悲しいが、リズム天国ベスト+は駄作である

リズム天国シリーズはGBA版からやってるから、ちょっと言わずにはおれない。

このゲームはなにをどう間違ったんだろう。ストーリ要素の不要性とかもあるが、とにかくプレイのテンポが全体的に悪すぎる。各所の仕様が完全に改悪であると思う。

個々のゲームは悪くない。そこはしっかりリズム天国であるからいいのだが、ゲーム全体をどう見せるかというレイアウトの劣化がどうしても気になるのだ。例えば「あのゲームはどこにあったかな」と思ったとき、これまでであればゲームすべてが平面上に配列されているからアイコンを見れば一目瞭然なのだが、ベスト+ではまずステージ選択を行わなければならない。しかもステージ間の接続は基本的に縦並びだから、行ったり来たりで目的のステージを見つけるまでの手順が恐ろしく面倒になっている。
多分開発者もそこに問題があるのを薄々分かっていて、パーフェクトキャンペーンに関してはわざわざショートカットを設けて飛べるようにしているのだが、それって本末転倒だろう。宮本茂のいう「アイデアとは複数の問題を一度に解決するものだ」という定義に照らしても問題を先送りにしてるだけなのは一目瞭然だ。
しかもストーリー要素だかなんだか知らないが、一々キャラクターが余計なセリフを喋ってくれるわけである。こちらとしては調子よくパーフェクトキャンペーンに挑みたいのに、受付の手続きで待たされるわけで、ノリ感を崩すこと甚だしい。
先ズレ、後ズレ表示や、キメ星もそう。あれは見せるべきではなかったと思うし、見せるにしても主張するようなやり方は良くない。しかも設定でオフにできる辺り、やっぱり開発側の迷いが感じられるように思う。

正直なところを言うと、Wii版もちょっと怪しいなという気がしていたのだ。ただ、あれはプラットフォームが家庭用機だったし、多人数路線を推していたから少し違うのは仕方ないと思っていた。初代が100点、ゴールドが(ペン操作でやや曖昧な点を引いて)95点とすれば、Wii版も80点ぐらいはあげられると思うし、そこまで駄目だとは思っていない。でもベスト+はいいところがない。残念だけども50点ぐらいの駄作だと思う。

恐らくなのだけれども、ゴールドの「社長が聞く」を読む限り、初代・ゴールドディレクターの大澤和義という人がWii版以降ディレクターを外れたことが相当大きいのではないだろうか。初期のリズム天国は、あのインタビューから受ける印象そのままの、恐ろしくストイックで余計なものが一切なく、それでいて裏設定やミニゲームなどやたら愛情あふれた無言の語りに満ちている作品だった。
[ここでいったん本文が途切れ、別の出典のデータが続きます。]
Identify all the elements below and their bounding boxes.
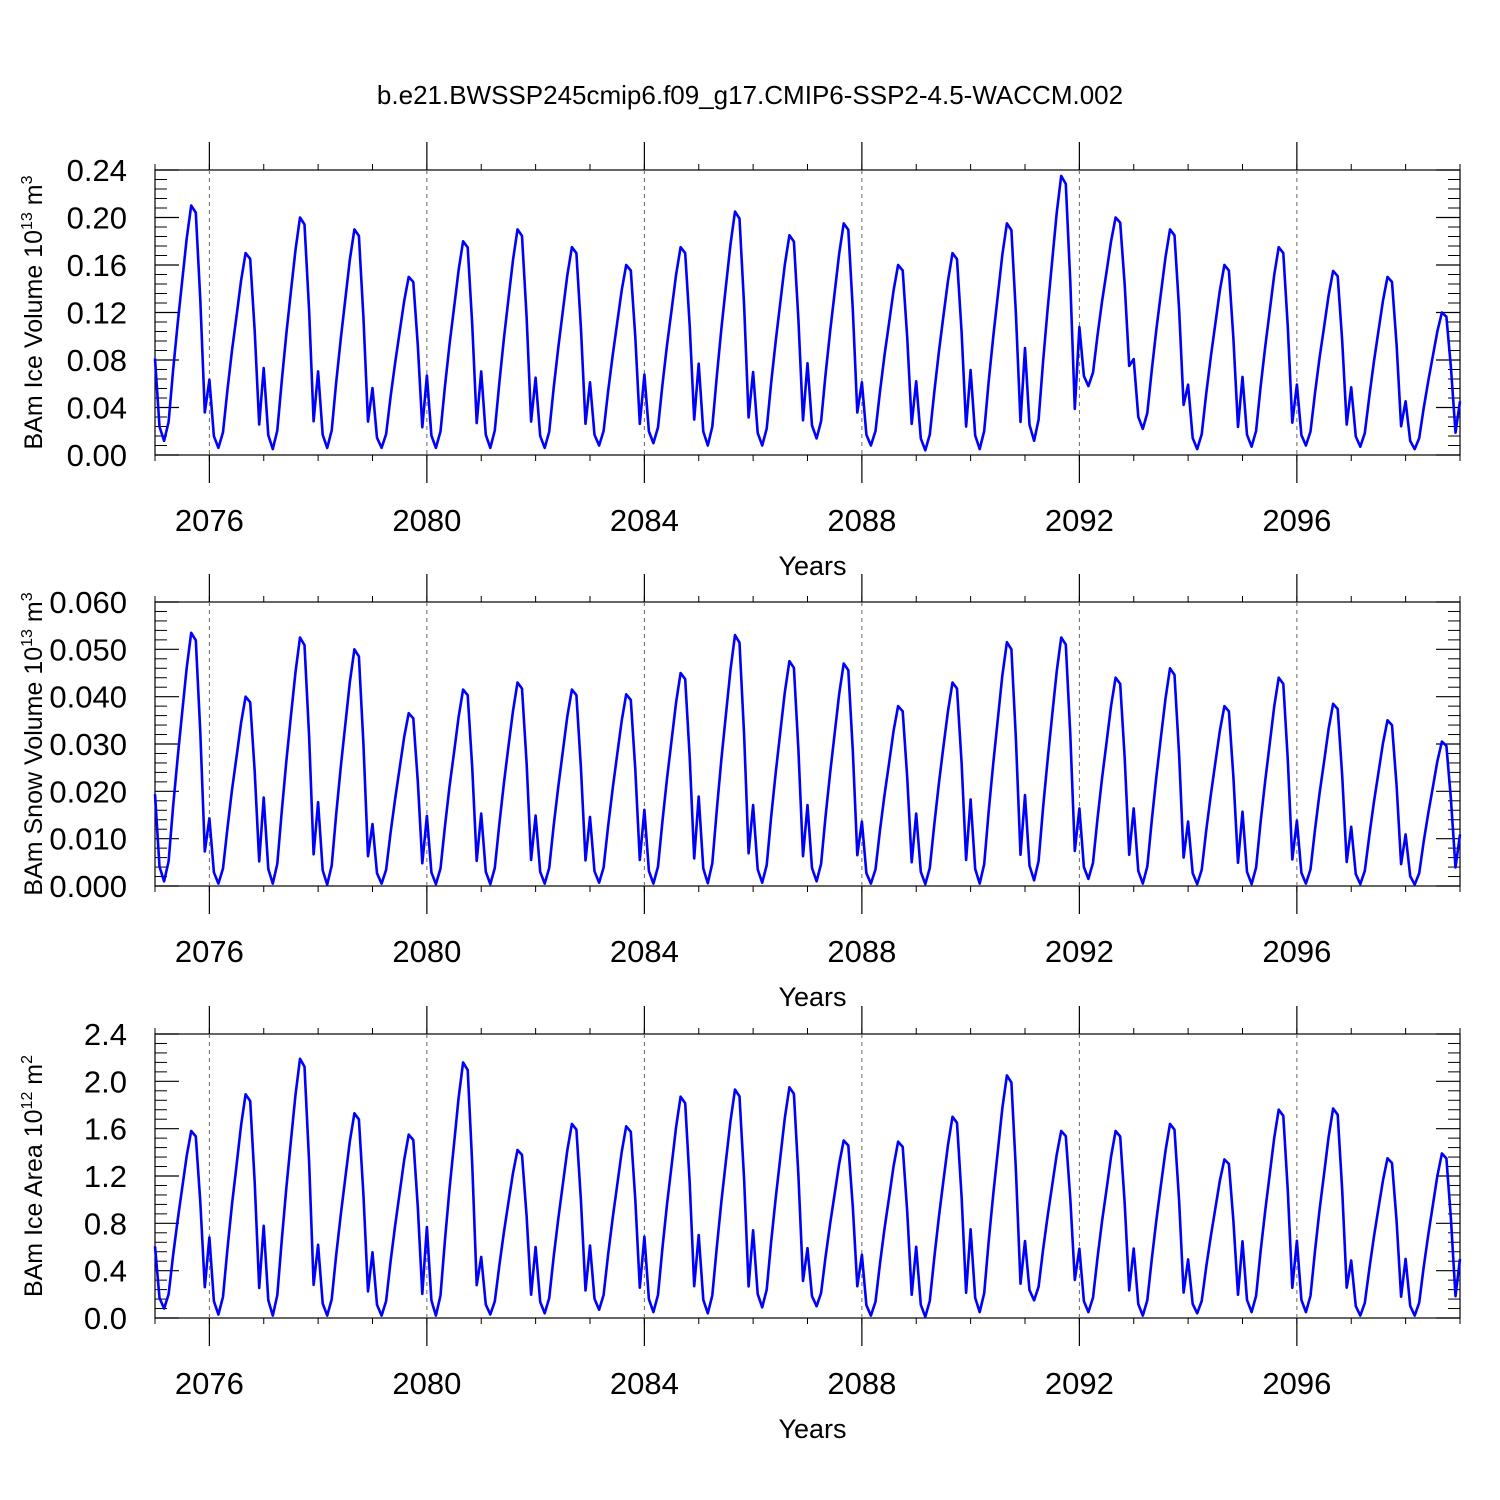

だから何回プレイしても飽きが来ないし、何か極めたくなるような魅力があった。しかも「極めなければ」と思わせる脅迫感はなくて、「僕はこれがいいと思うんだけどどうですか?」というような一歩引いた感じで、あのキッサ店のマスターのごとく大人なゲームだったわけだ。Wii版はまだなんとか持ちこたえていた感じがあるのだけど、ベスト+はもうボロボロである(謎の怪ゲー「ヤギ育成」だけはぶっ飛び過ぎてて好きだけど。もうリズム何も関係ないw)

あるいはつんくが本調子であればまた違ったのかもしれないけど、そこは本業でもない人間に求めることではないし、任天堂が面倒見るべきところであるからいうべきではないだろう。返す返すも全く残念である。